Top five real estate private equity funds

Here is the list of the five largest real estate private equity funds (PERE), their specialization, and their performance.

1. Blackstone

Five-year fundraising total: $48.7 billion

Specialization: opportunistic, core-plus

Blackstone is a global private real estate investment firm founded in 1991 and headquartered in New York. It serves pension funds with over 31 million pensioners in the US alone, having over $319 billion in capital under management.

2. Brookfield Asset Management

Five-year fundraising total: $29.9 billion

Specialization: core, core-plus

Brookfield is a Canadian investment firm founded in 1899 and headquartered in Toronto. It delivers investing services to 2,000 investors worldwide and has over $750 billion in capital under management.

3. ESR

Five-year fundraising total: $16.6 billion

Specialization: opportunistic, core, core-plus

ESR is the third-largest REPE firm globally, established in 2016 in Hong Kong. It operates in 28 countries and has over $149 billion in assets under management. 

4. Starwood Capital Group

Five-year fundraising total: $21.7 billion

Specialization: opportunistic

Starwood Capital Group is an American private equity firm established in 1991 and headquartered in Miami. It helps investors from over 30 countries manage $125 billion.

5. GLP

Five-year fundraising total: $15.5 billion

Specialization: value-add

GLP is an Asian PERE firm founded in 2009 and based in Singapore.
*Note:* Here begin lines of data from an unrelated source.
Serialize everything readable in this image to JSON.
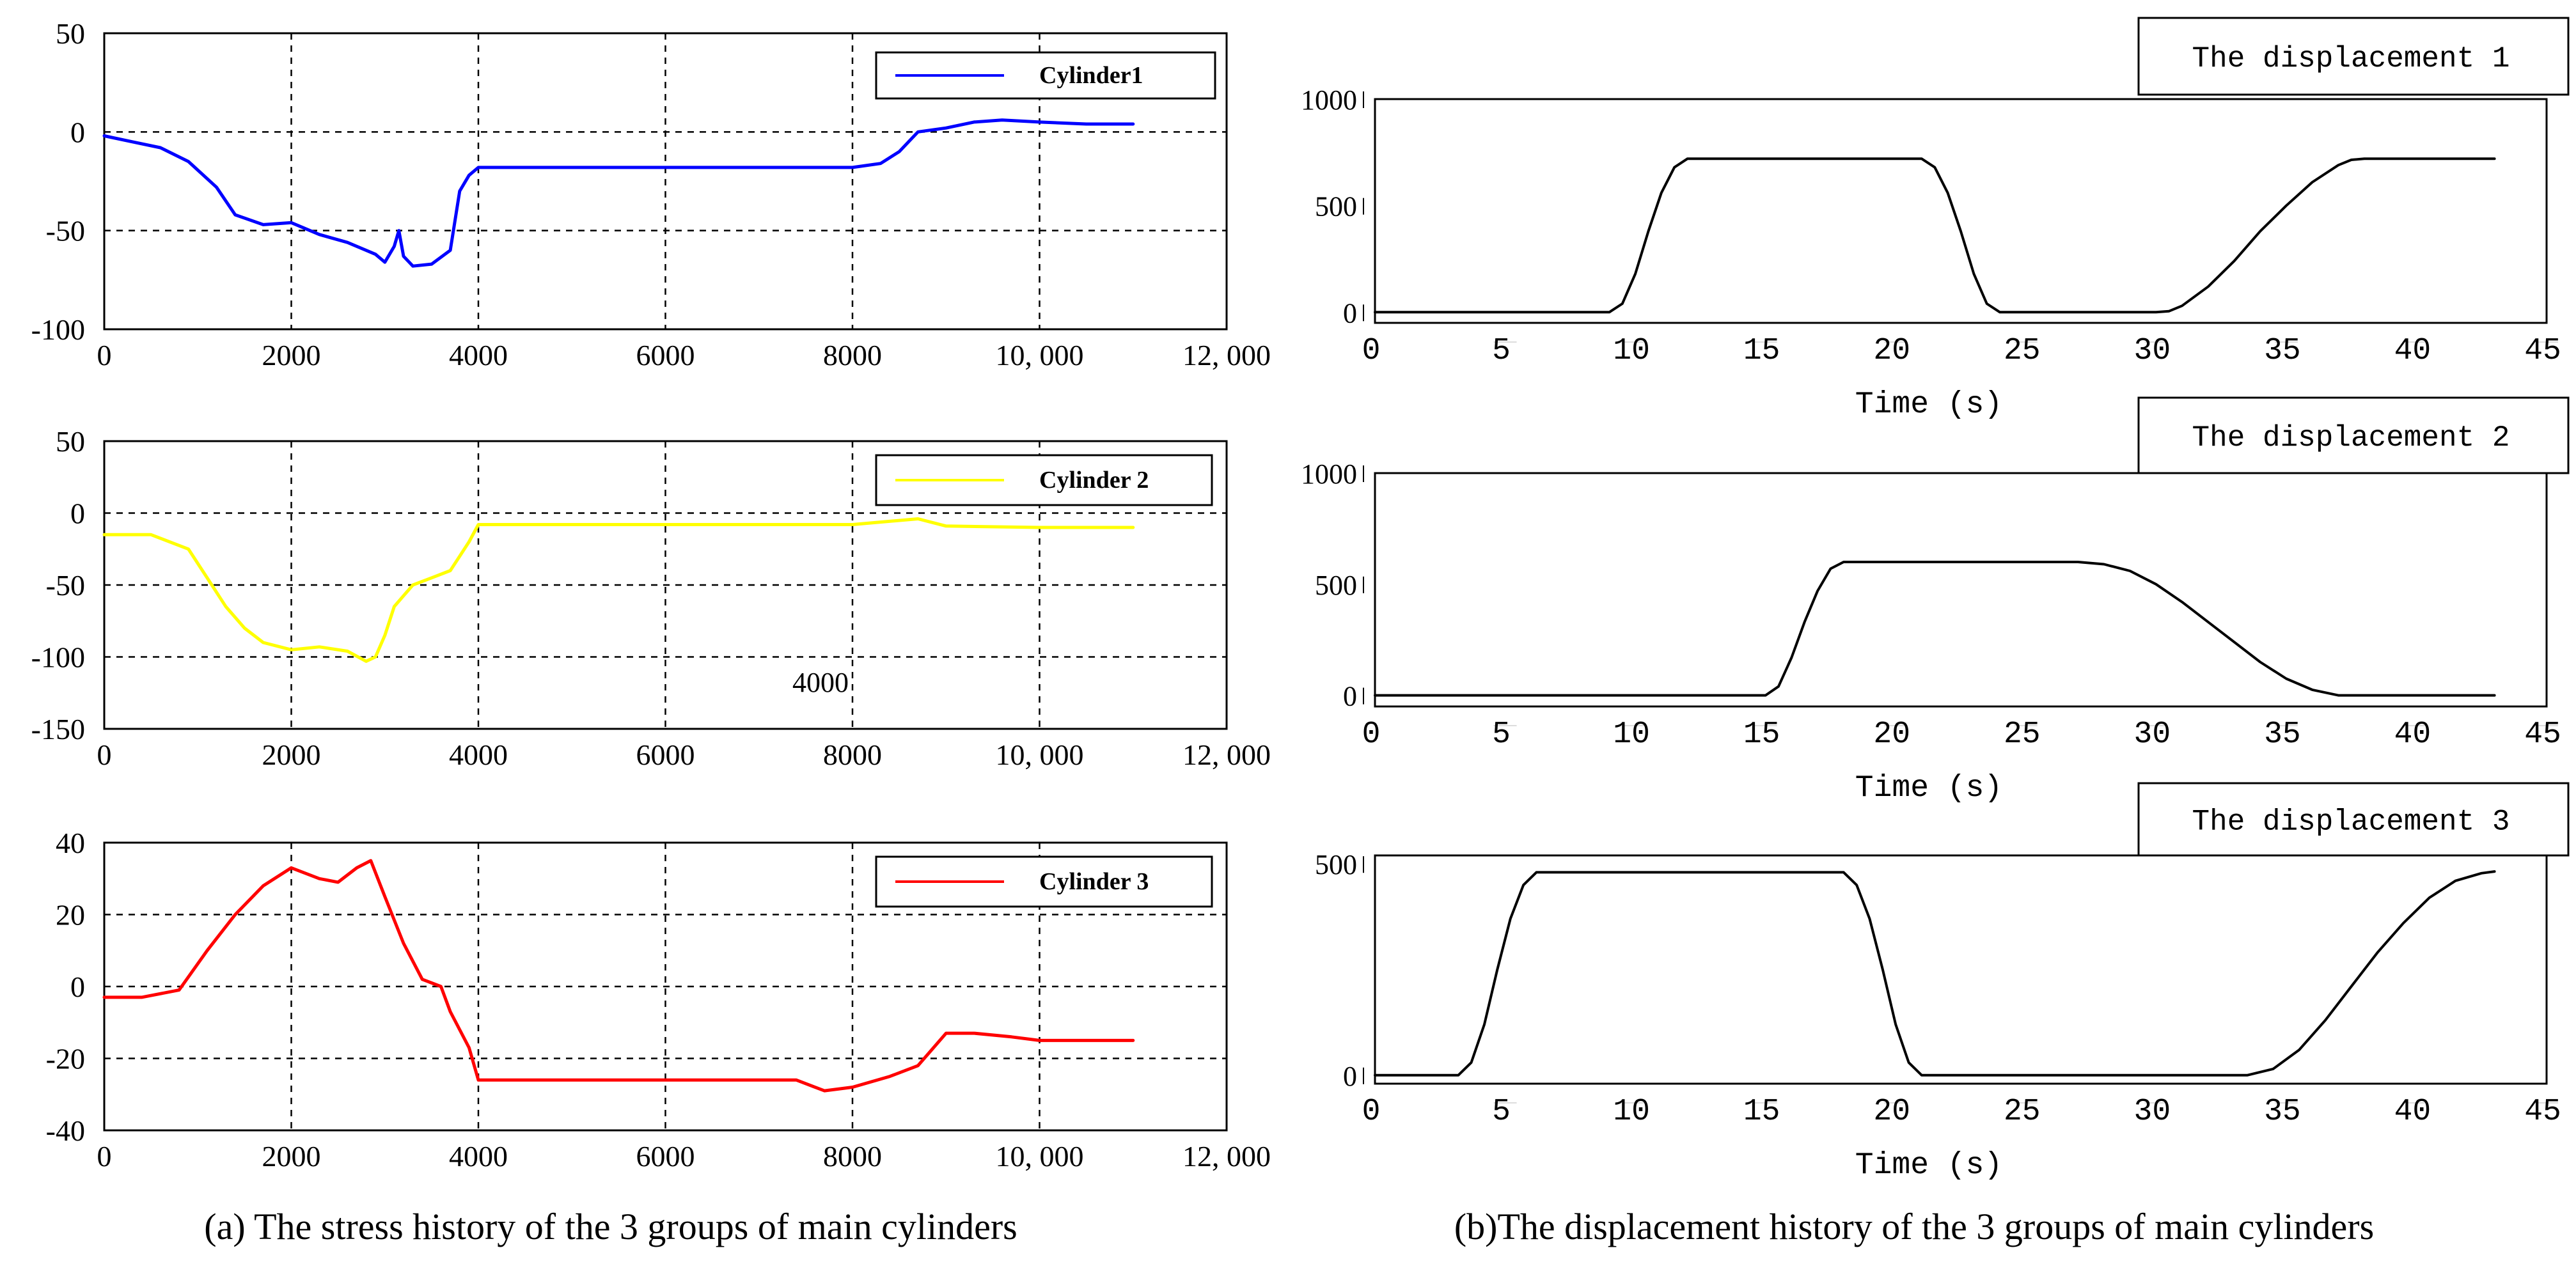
{
  "captions": {
    "left": "(a) The stress history of the 3 groups of main cylinders",
    "right": "(b)The displacement history of the 3 groups of main cylinders"
  },
  "stray_label": "4000",
  "chart_data": [
    {
      "id": "stress1",
      "type": "line",
      "grid": true,
      "legend_position": "top-right",
      "color": "#0000ff",
      "xlim": [
        0,
        12000
      ],
      "ylim": [
        -100,
        50
      ],
      "xticks": [
        0,
        2000,
        4000,
        6000,
        8000,
        10000,
        12000
      ],
      "xtick_labels": [
        "0",
        "2000",
        "4000",
        "6000",
        "8000",
        "10, 000",
        "12, 000"
      ],
      "yticks": [
        50,
        0,
        -50,
        -100
      ],
      "ytick_labels": [
        "50",
        "0",
        "-50",
        "-100"
      ],
      "series": [
        {
          "name": "Cylinder1",
          "x": [
            0,
            300,
            600,
            900,
            1200,
            1400,
            1700,
            2000,
            2300,
            2600,
            2900,
            3000,
            3100,
            3150,
            3200,
            3300,
            3500,
            3700,
            3800,
            3900,
            4000,
            5000,
            6000,
            7000,
            8000,
            8300,
            8500,
            8700,
            9000,
            9300,
            9600,
            10000,
            10500,
            11000
          ],
          "y": [
            -2,
            -5,
            -8,
            -15,
            -28,
            -42,
            -47,
            -46,
            -52,
            -56,
            -62,
            -66,
            -58,
            -50,
            -63,
            -68,
            -67,
            -60,
            -30,
            -22,
            -18,
            -18,
            -18,
            -18,
            -18,
            -16,
            -10,
            0,
            2,
            5,
            6,
            5,
            4,
            4
          ]
        }
      ]
    },
    {
      "id": "stress2",
      "type": "line",
      "grid": true,
      "legend_position": "top-right",
      "color": "#ffff00",
      "xlim": [
        0,
        12000
      ],
      "ylim": [
        -150,
        50
      ],
      "xticks": [
        0,
        2000,
        4000,
        6000,
        8000,
        10000,
        12000
      ],
      "xtick_labels": [
        "0",
        "2000",
        "4000",
        "6000",
        "8000",
        "10, 000",
        "12, 000"
      ],
      "yticks": [
        50,
        0,
        -50,
        -100,
        -150
      ],
      "ytick_labels": [
        "50",
        "0",
        "-50",
        "-100",
        "-150"
      ],
      "series": [
        {
          "name": "Cylinder 2",
          "x": [
            0,
            500,
            900,
            1100,
            1300,
            1500,
            1700,
            2000,
            2300,
            2600,
            2800,
            2900,
            3000,
            3100,
            3300,
            3500,
            3700,
            3800,
            3900,
            4000,
            5000,
            6000,
            7000,
            8000,
            8700,
            9000,
            10000,
            11000
          ],
          "y": [
            -15,
            -15,
            -25,
            -45,
            -65,
            -80,
            -90,
            -95,
            -93,
            -96,
            -103,
            -100,
            -85,
            -65,
            -50,
            -45,
            -40,
            -30,
            -20,
            -8,
            -8,
            -8,
            -8,
            -8,
            -4,
            -9,
            -10,
            -10
          ]
        }
      ]
    },
    {
      "id": "stress3",
      "type": "line",
      "grid": true,
      "legend_position": "top-right",
      "color": "#ff0000",
      "xlim": [
        0,
        12000
      ],
      "ylim": [
        -40,
        40
      ],
      "xticks": [
        0,
        2000,
        4000,
        6000,
        8000,
        10000,
        12000
      ],
      "xtick_labels": [
        "0",
        "2000",
        "4000",
        "6000",
        "8000",
        "10, 000",
        "12, 000"
      ],
      "yticks": [
        40,
        20,
        0,
        -20,
        -40
      ],
      "ytick_labels": [
        "40",
        "20",
        "0",
        "-20",
        "-40"
      ],
      "series": [
        {
          "name": "Cylinder 3",
          "x": [
            0,
            400,
            800,
            1100,
            1400,
            1700,
            2000,
            2300,
            2500,
            2700,
            2850,
            3000,
            3200,
            3400,
            3600,
            3700,
            3900,
            4000,
            5000,
            6000,
            7000,
            7400,
            7700,
            8000,
            8400,
            8700,
            9000,
            9300,
            9700,
            10000,
            10500,
            11000
          ],
          "y": [
            -3,
            -3,
            -1,
            10,
            20,
            28,
            33,
            30,
            29,
            33,
            35,
            25,
            12,
            2,
            0,
            -7,
            -17,
            -26,
            -26,
            -26,
            -26,
            -26,
            -29,
            -28,
            -25,
            -22,
            -13,
            -13,
            -14,
            -15,
            -15,
            -15
          ]
        }
      ]
    },
    {
      "id": "disp1",
      "type": "line",
      "grid": false,
      "legend_position": "top-right",
      "color": "#000000",
      "xlim": [
        0,
        45
      ],
      "ylim": [
        -50,
        1000
      ],
      "xticks": [
        0,
        5,
        10,
        15,
        20,
        25,
        30,
        35,
        40,
        45
      ],
      "xtick_labels": [
        "0",
        "5",
        "10",
        "15",
        "20",
        "25",
        "30",
        "35",
        "40",
        "45"
      ],
      "yticks": [
        1000,
        500,
        0
      ],
      "ytick_labels": [
        "1000",
        "500",
        "0"
      ],
      "xlabel": "Time (s)",
      "series": [
        {
          "name": "The displacement 1",
          "x": [
            0,
            9,
            9.5,
            10,
            10.5,
            11,
            11.5,
            12,
            21,
            21.5,
            22,
            22.5,
            23,
            23.5,
            24,
            30,
            30.5,
            31,
            32,
            33,
            34,
            35,
            36,
            37,
            37.5,
            38,
            43
          ],
          "y": [
            0,
            0,
            40,
            180,
            380,
            560,
            680,
            720,
            720,
            680,
            560,
            380,
            180,
            40,
            0,
            0,
            5,
            30,
            120,
            240,
            380,
            500,
            610,
            690,
            715,
            720,
            720
          ]
        }
      ]
    },
    {
      "id": "disp2",
      "type": "line",
      "grid": false,
      "legend_position": "top-right",
      "color": "#000000",
      "xlim": [
        0,
        45
      ],
      "ylim": [
        -50,
        1000
      ],
      "xticks": [
        0,
        5,
        10,
        15,
        20,
        25,
        30,
        35,
        40,
        45
      ],
      "xtick_labels": [
        "0",
        "5",
        "10",
        "15",
        "20",
        "25",
        "30",
        "35",
        "40",
        "45"
      ],
      "yticks": [
        1000,
        500,
        0
      ],
      "ytick_labels": [
        "1000",
        "500",
        "0"
      ],
      "xlabel": "Time (s)",
      "series": [
        {
          "name": "The displacement 2",
          "x": [
            0,
            15,
            15.5,
            16,
            16.5,
            17,
            17.5,
            18,
            27,
            28,
            29,
            30,
            31,
            32,
            33,
            34,
            35,
            36,
            37,
            43
          ],
          "y": [
            0,
            0,
            40,
            170,
            330,
            470,
            570,
            600,
            600,
            590,
            560,
            500,
            420,
            330,
            240,
            150,
            75,
            25,
            0,
            0
          ]
        }
      ]
    },
    {
      "id": "disp3",
      "type": "line",
      "grid": false,
      "legend_position": "top-right",
      "color": "#000000",
      "xlim": [
        0,
        45
      ],
      "ylim": [
        -20,
        520
      ],
      "xticks": [
        0,
        5,
        10,
        15,
        20,
        25,
        30,
        35,
        40,
        45
      ],
      "xtick_labels": [
        "0",
        "5",
        "10",
        "15",
        "20",
        "25",
        "30",
        "35",
        "40",
        "45"
      ],
      "yticks": [
        500,
        0
      ],
      "ytick_labels": [
        "500",
        "0"
      ],
      "xlabel": "Time (s)",
      "series": [
        {
          "name": "The displacement 3",
          "x": [
            0,
            3.2,
            3.7,
            4.2,
            4.7,
            5.2,
            5.7,
            6.2,
            18,
            18.5,
            19,
            19.5,
            20,
            20.5,
            21,
            33.5,
            34.5,
            35.5,
            36.5,
            37.5,
            38.5,
            39.5,
            40.5,
            41.5,
            42.5,
            43
          ],
          "y": [
            0,
            0,
            30,
            120,
            250,
            370,
            450,
            480,
            480,
            450,
            370,
            250,
            120,
            30,
            0,
            0,
            15,
            60,
            130,
            210,
            290,
            360,
            420,
            460,
            478,
            482
          ]
        }
      ]
    }
  ]
}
It operates in 17 countries, serving over 60,000 customers, and has over $120 billion in capital under management. 


A real estate private equity firm raises capital from investors to invest in real estate projects. They source and analyze investment opportunities, execute transactions, manage assets, enhance their value, and implement exit strategies to generate attractive returns for investors.

The main difference between the two entities lies in their structure and investor base. REITs are publicly traded companies that allow individual investors to invest in real estate without direct ownership. Private equity real estate funds target institutional and high-net-worth investors, aiming for higher returns through active management.

There are also private REITs, which are similar to traditional REITs but aren’t publicly traded and typically have a limited investor base, while normal PE firms operate across various industries, including real estate.

Carried interest refers to the shares of profit that general partners or investment managers receive as compensation for their role in managing and successfully executing real estate investments. It’s typically structured as a percentage of the fund’s profits, rewarding the managers for generating higher returns for the investors.

Diversifying a portfolio by including alternative investments like real estate assets can be a wise choice for an established and accredited investor. First, it provides the potential for attractive risk-adjusted returns, as private real estate investments have historically delivered strong long-term performance.

Second, investing in private real estate allows for direct ownership and control over the underlying assets, providing the opportunity to generate income through rental yields and benefit from potential property value appreciation.